Example from my life
There can be many examples from my daily life which can fulfill the requirements of a binomial random variable. As a simple example, I can say “my daily attendance in the month of April 2016 if I drive from home to school every day”.
I exactly know the number of days for which school will be open in April 2016. Thus, the number of fixed trials is known and it can’t vary in normal circumstances. Thus, I say, the number of trials, n are 21. Now, as I drive every day to the school, there are only two outcomes. Either I will reach the school or for some reason, I will not. Thus, there are only two possible outcomes. One, I will reach the school and second, I will not. If the probability of reaching school is p, the probability of not reaching school will always be 1-p. Let’s now look at the last qualifier. If I do not reach the school on a specific day because I went somewhere else, the next day when I drive to school will be independent of this absence. Thus, every day, I can drive to school without depending on the previous or next attempts of driving to school.
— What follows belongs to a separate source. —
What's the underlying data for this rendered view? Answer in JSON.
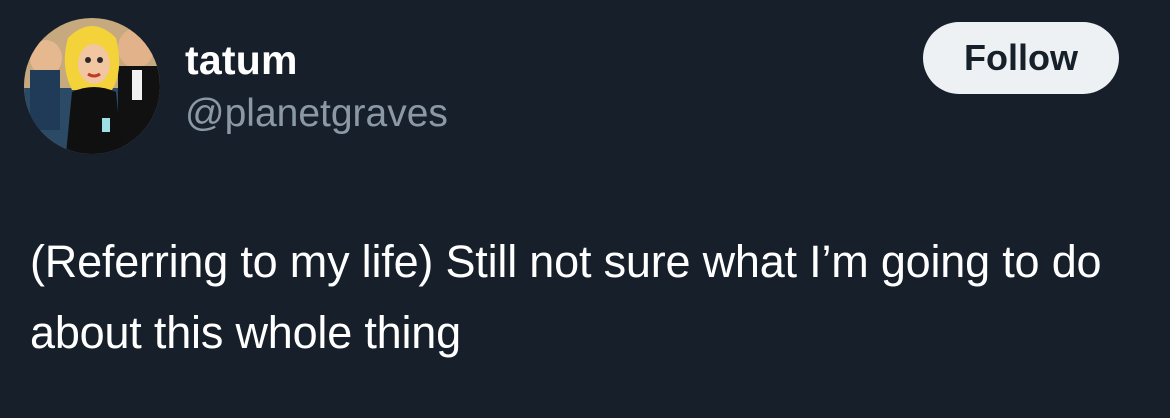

Thus, the probability for each attempt is independent with exactly the same probability of p for attending the school and 1-p for not attending.
There can be many more examples. Taking the final term exams is another example. There are two outcomes; pass or fail. No test is dependent on another and I exactly know how many tests I need to take.
References
Kellar, G (2014). Statistics for Management and Economics. Stamford, CT. Cengage Learning.